When I was seven, something unfortunate happened to me. While asleep one night, I had a seizure. All of a sudden I could feel my heart racing rapidly with my body shaking. When I opened my eyes, I could see only half the room with blurred imaginary images. I got scared and started shouting, “Mommy! Mommy! Mommy!” All I could remember is lying on my dad’s lap in the hospital the following morning. My dad and mom told me later that my sister was the one who noticed I was half dead the following morning and informed them to call an ambulance. If it were not for her, I would not be alive today. After the incident, I managed to go back to my normal routine, and have never experienced another seizure episode.
My condition has made many people despise me. When I would go to school, many students, especially those in preschool, would laugh at me; I guess they never knew how to react to my disability. Some of my classmates teased me of being “abnormal” while some literary avoided associating with me. I would fear walking out of my house to avoid any confrontation with those who publicly whispered or laughed at me. I lost my self-worth and became isolated from others since I developed the perception that I was not worthy of living. At school, I hid myself during lunch breaks where no one could tease or laugh at me. But within me, I still had hope that one day I will be accepted by the cruel world.
When I was 16, I was given the opportunity to talk about my experience as a special need student at the upper school town hall.
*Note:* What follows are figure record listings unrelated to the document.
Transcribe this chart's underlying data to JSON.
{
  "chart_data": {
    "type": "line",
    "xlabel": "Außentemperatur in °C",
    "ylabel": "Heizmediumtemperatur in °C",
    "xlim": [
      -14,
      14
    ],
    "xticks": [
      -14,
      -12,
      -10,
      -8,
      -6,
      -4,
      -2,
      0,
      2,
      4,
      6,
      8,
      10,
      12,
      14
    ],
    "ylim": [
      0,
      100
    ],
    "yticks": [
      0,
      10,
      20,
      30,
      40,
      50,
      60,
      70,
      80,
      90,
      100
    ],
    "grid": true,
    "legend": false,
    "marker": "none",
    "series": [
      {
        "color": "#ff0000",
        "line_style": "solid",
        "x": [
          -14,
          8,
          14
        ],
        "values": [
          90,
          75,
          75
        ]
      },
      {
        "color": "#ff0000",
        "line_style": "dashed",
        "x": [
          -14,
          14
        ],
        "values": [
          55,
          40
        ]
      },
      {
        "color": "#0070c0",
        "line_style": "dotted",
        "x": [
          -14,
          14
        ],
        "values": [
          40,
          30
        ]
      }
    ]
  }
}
For the first time, I felt confident to share my story. I narrated to them how my disability came to be and the challenges I have dealt with. The most important thing I addressed was my value for life and my abilities just like other normal students. Immediately I completed narrating my story, people applauded me for being brave. My classmates who always ignored me came up to apologize for being cruel. I never felt that safe all my life; I knew then that my hemiplegia was not such a big problem. I had since then taken part in two studies, stem cells reinfusion at Duke University and biofeedback study at USC, with the aim of finding cure to individuals having disabilities like me.
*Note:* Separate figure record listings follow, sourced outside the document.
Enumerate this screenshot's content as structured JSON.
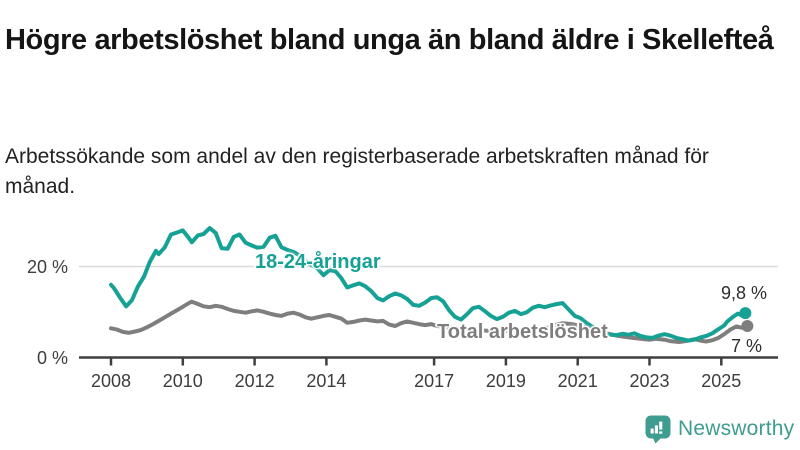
{
  "header": {
    "title": "Högre arbetslöshet bland unga än bland äldre i Skellefteå",
    "subtitle": "Arbetssökande som andel av den registerbaserade arbetskraften månad för månad."
  },
  "chart_data": {
    "type": "line",
    "unit": "%",
    "grid": "single horizontal gridline at 20 %",
    "legend_position": "inline labels on lines",
    "x_axis": {
      "ticks": [
        "2008",
        "2010",
        "2012",
        "2014",
        "2017",
        "2019",
        "2021",
        "2023",
        "2025"
      ],
      "range": [
        2007.1,
        2026.6
      ]
    },
    "y_axis": {
      "ticks": [
        {
          "value": 20,
          "label": "20 %"
        },
        {
          "value": 0,
          "label": "0 %"
        }
      ],
      "range": [
        0,
        30
      ]
    },
    "series": [
      {
        "name": "Total arbetslöshet",
        "color": "#7e7e7e",
        "end_label": "7 %",
        "end_value": 7.0,
        "points": [
          [
            2008.0,
            6.5
          ],
          [
            2008.17,
            6.2
          ],
          [
            2008.33,
            5.7
          ],
          [
            2008.5,
            5.5
          ],
          [
            2008.67,
            5.8
          ],
          [
            2008.83,
            6.1
          ],
          [
            2009.0,
            6.7
          ],
          [
            2009.17,
            7.4
          ],
          [
            2009.33,
            8.1
          ],
          [
            2009.5,
            8.9
          ],
          [
            2009.67,
            9.7
          ],
          [
            2009.83,
            10.4
          ],
          [
            2010.0,
            11.2
          ],
          [
            2010.17,
            12.0
          ],
          [
            2010.25,
            12.3
          ],
          [
            2010.42,
            11.8
          ],
          [
            2010.58,
            11.3
          ],
          [
            2010.75,
            11.1
          ],
          [
            2010.92,
            11.4
          ],
          [
            2011.08,
            11.2
          ],
          [
            2011.25,
            10.7
          ],
          [
            2011.42,
            10.3
          ],
          [
            2011.58,
            10.1
          ],
          [
            2011.75,
            9.9
          ],
          [
            2011.92,
            10.2
          ],
          [
            2012.08,
            10.4
          ],
          [
            2012.25,
            10.1
          ],
          [
            2012.42,
            9.7
          ],
          [
            2012.58,
            9.4
          ],
          [
            2012.75,
            9.2
          ],
          [
            2012.92,
            9.7
          ],
          [
            2013.08,
            9.9
          ],
          [
            2013.25,
            9.5
          ],
          [
            2013.42,
            8.9
          ],
          [
            2013.58,
            8.6
          ],
          [
            2013.75,
            8.9
          ],
          [
            2013.92,
            9.2
          ],
          [
            2014.08,
            9.4
          ],
          [
            2014.25,
            9.0
          ],
          [
            2014.42,
            8.6
          ],
          [
            2014.58,
            7.7
          ],
          [
            2014.75,
            7.9
          ],
          [
            2014.92,
            8.2
          ],
          [
            2015.08,
            8.4
          ],
          [
            2015.25,
            8.2
          ],
          [
            2015.42,
            8.0
          ],
          [
            2015.58,
            8.1
          ],
          [
            2015.75,
            7.3
          ],
          [
            2015.92,
            7.0
          ],
          [
            2016.08,
            7.6
          ],
          [
            2016.25,
            8.0
          ],
          [
            2016.42,
            7.7
          ],
          [
            2016.58,
            7.4
          ],
          [
            2016.75,
            7.2
          ],
          [
            2016.92,
            7.4
          ],
          [
            2017.08,
            7.0
          ],
          [
            2017.33,
            6.7
          ],
          [
            2017.58,
            6.4
          ],
          [
            2017.83,
            6.3
          ],
          [
            2018.08,
            6.4
          ],
          [
            2018.42,
            6.0
          ],
          [
            2018.75,
            5.8
          ],
          [
            2019.08,
            5.9
          ],
          [
            2019.42,
            5.7
          ],
          [
            2019.75,
            5.9
          ],
          [
            2020.08,
            6.4
          ],
          [
            2020.33,
            7.1
          ],
          [
            2020.58,
            7.6
          ],
          [
            2020.83,
            7.4
          ],
          [
            2021.08,
            7.0
          ],
          [
            2021.42,
            6.2
          ],
          [
            2021.75,
            5.5
          ],
          [
            2022.08,
            4.9
          ],
          [
            2022.42,
            4.5
          ],
          [
            2022.75,
            4.2
          ],
          [
            2023.0,
            4.0
          ],
          [
            2023.17,
            4.2
          ],
          [
            2023.42,
            4.0
          ],
          [
            2023.58,
            3.7
          ],
          [
            2023.83,
            3.5
          ],
          [
            2024.08,
            3.8
          ],
          [
            2024.25,
            4.1
          ],
          [
            2024.42,
            3.8
          ],
          [
            2024.58,
            3.6
          ],
          [
            2024.75,
            3.9
          ],
          [
            2024.92,
            4.4
          ],
          [
            2025.08,
            5.2
          ],
          [
            2025.25,
            6.2
          ],
          [
            2025.42,
            6.9
          ],
          [
            2025.58,
            6.6
          ],
          [
            2025.67,
            7.0
          ]
        ]
      },
      {
        "name": "18-24-åringar",
        "color": "#16a195",
        "end_label": "9,8 %",
        "end_value": 9.8,
        "points": [
          [
            2008.0,
            16.0
          ],
          [
            2008.08,
            15.3
          ],
          [
            2008.25,
            13.2
          ],
          [
            2008.42,
            11.3
          ],
          [
            2008.58,
            12.6
          ],
          [
            2008.75,
            15.6
          ],
          [
            2008.92,
            17.8
          ],
          [
            2009.08,
            21.0
          ],
          [
            2009.25,
            23.4
          ],
          [
            2009.33,
            22.7
          ],
          [
            2009.5,
            24.2
          ],
          [
            2009.67,
            27.0
          ],
          [
            2009.83,
            27.4
          ],
          [
            2010.0,
            27.9
          ],
          [
            2010.17,
            26.2
          ],
          [
            2010.25,
            25.3
          ],
          [
            2010.42,
            26.8
          ],
          [
            2010.58,
            27.1
          ],
          [
            2010.75,
            28.4
          ],
          [
            2010.92,
            27.3
          ],
          [
            2011.08,
            24.0
          ],
          [
            2011.25,
            23.9
          ],
          [
            2011.42,
            26.5
          ],
          [
            2011.58,
            27.0
          ],
          [
            2011.75,
            25.2
          ],
          [
            2011.92,
            24.6
          ],
          [
            2012.08,
            24.1
          ],
          [
            2012.25,
            24.3
          ],
          [
            2012.42,
            26.3
          ],
          [
            2012.58,
            26.7
          ],
          [
            2012.75,
            24.2
          ],
          [
            2012.92,
            23.6
          ],
          [
            2013.08,
            23.2
          ],
          [
            2013.25,
            22.4
          ],
          [
            2013.42,
            21.2
          ],
          [
            2013.58,
            20.3
          ],
          [
            2013.75,
            19.6
          ],
          [
            2013.92,
            18.1
          ],
          [
            2014.08,
            19.2
          ],
          [
            2014.25,
            19.0
          ],
          [
            2014.42,
            17.4
          ],
          [
            2014.58,
            15.4
          ],
          [
            2014.75,
            15.9
          ],
          [
            2014.92,
            16.3
          ],
          [
            2015.08,
            15.7
          ],
          [
            2015.25,
            14.6
          ],
          [
            2015.42,
            13.1
          ],
          [
            2015.58,
            12.6
          ],
          [
            2015.75,
            13.5
          ],
          [
            2015.92,
            14.1
          ],
          [
            2016.08,
            13.7
          ],
          [
            2016.25,
            12.9
          ],
          [
            2016.42,
            11.6
          ],
          [
            2016.58,
            11.4
          ],
          [
            2016.75,
            12.1
          ],
          [
            2016.92,
            13.1
          ],
          [
            2017.08,
            13.3
          ],
          [
            2017.25,
            12.4
          ],
          [
            2017.42,
            10.4
          ],
          [
            2017.58,
            9.0
          ],
          [
            2017.75,
            8.4
          ],
          [
            2017.92,
            9.6
          ],
          [
            2018.08,
            10.9
          ],
          [
            2018.25,
            11.2
          ],
          [
            2018.42,
            10.2
          ],
          [
            2018.58,
            9.2
          ],
          [
            2018.75,
            8.5
          ],
          [
            2018.92,
            9.0
          ],
          [
            2019.08,
            9.9
          ],
          [
            2019.25,
            10.3
          ],
          [
            2019.42,
            9.6
          ],
          [
            2019.58,
            10.0
          ],
          [
            2019.75,
            11.0
          ],
          [
            2019.92,
            11.4
          ],
          [
            2020.08,
            11.1
          ],
          [
            2020.25,
            11.5
          ],
          [
            2020.42,
            11.8
          ],
          [
            2020.58,
            12.0
          ],
          [
            2020.75,
            10.6
          ],
          [
            2020.92,
            9.2
          ],
          [
            2021.08,
            8.7
          ],
          [
            2021.25,
            7.6
          ],
          [
            2021.42,
            6.8
          ],
          [
            2021.58,
            6.0
          ],
          [
            2021.75,
            5.3
          ],
          [
            2021.92,
            5.1
          ],
          [
            2022.08,
            5.0
          ],
          [
            2022.25,
            5.3
          ],
          [
            2022.42,
            5.1
          ],
          [
            2022.58,
            5.4
          ],
          [
            2022.75,
            4.8
          ],
          [
            2022.92,
            4.5
          ],
          [
            2023.08,
            4.4
          ],
          [
            2023.25,
            4.9
          ],
          [
            2023.42,
            5.2
          ],
          [
            2023.58,
            4.9
          ],
          [
            2023.75,
            4.4
          ],
          [
            2023.92,
            4.1
          ],
          [
            2024.08,
            3.8
          ],
          [
            2024.25,
            4.0
          ],
          [
            2024.42,
            4.5
          ],
          [
            2024.58,
            4.8
          ],
          [
            2024.75,
            5.4
          ],
          [
            2024.92,
            6.3
          ],
          [
            2025.08,
            7.1
          ],
          [
            2025.17,
            8.0
          ],
          [
            2025.33,
            9.0
          ],
          [
            2025.46,
            9.7
          ],
          [
            2025.58,
            9.3
          ],
          [
            2025.67,
            9.8
          ]
        ]
      }
    ],
    "colors": {
      "axis": "#3f3f3f",
      "gridline": "#dbdbdb",
      "tick_text": "#3d3d3d",
      "annotation_text": "#2e2e2e"
    }
  },
  "footer": {
    "brand": "Newsworthy",
    "brand_color": "#3f9c90"
  }
}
I have realized that the only person I need to change is myself. I need to acknowledge the fact that not everyone can accept me the way I am, and that I would have to appreciate myself before others recognize that. I also need to recognize that “disability is not inability” since I am able to help my family with house chores and engage in social activities with my friends. Changing my view of life will help me ignore the criticisms I have witnessed through my lifetime. I believe that by loving myself, others would learn to appreciate me and judge me based on my abilities instead of my appearance.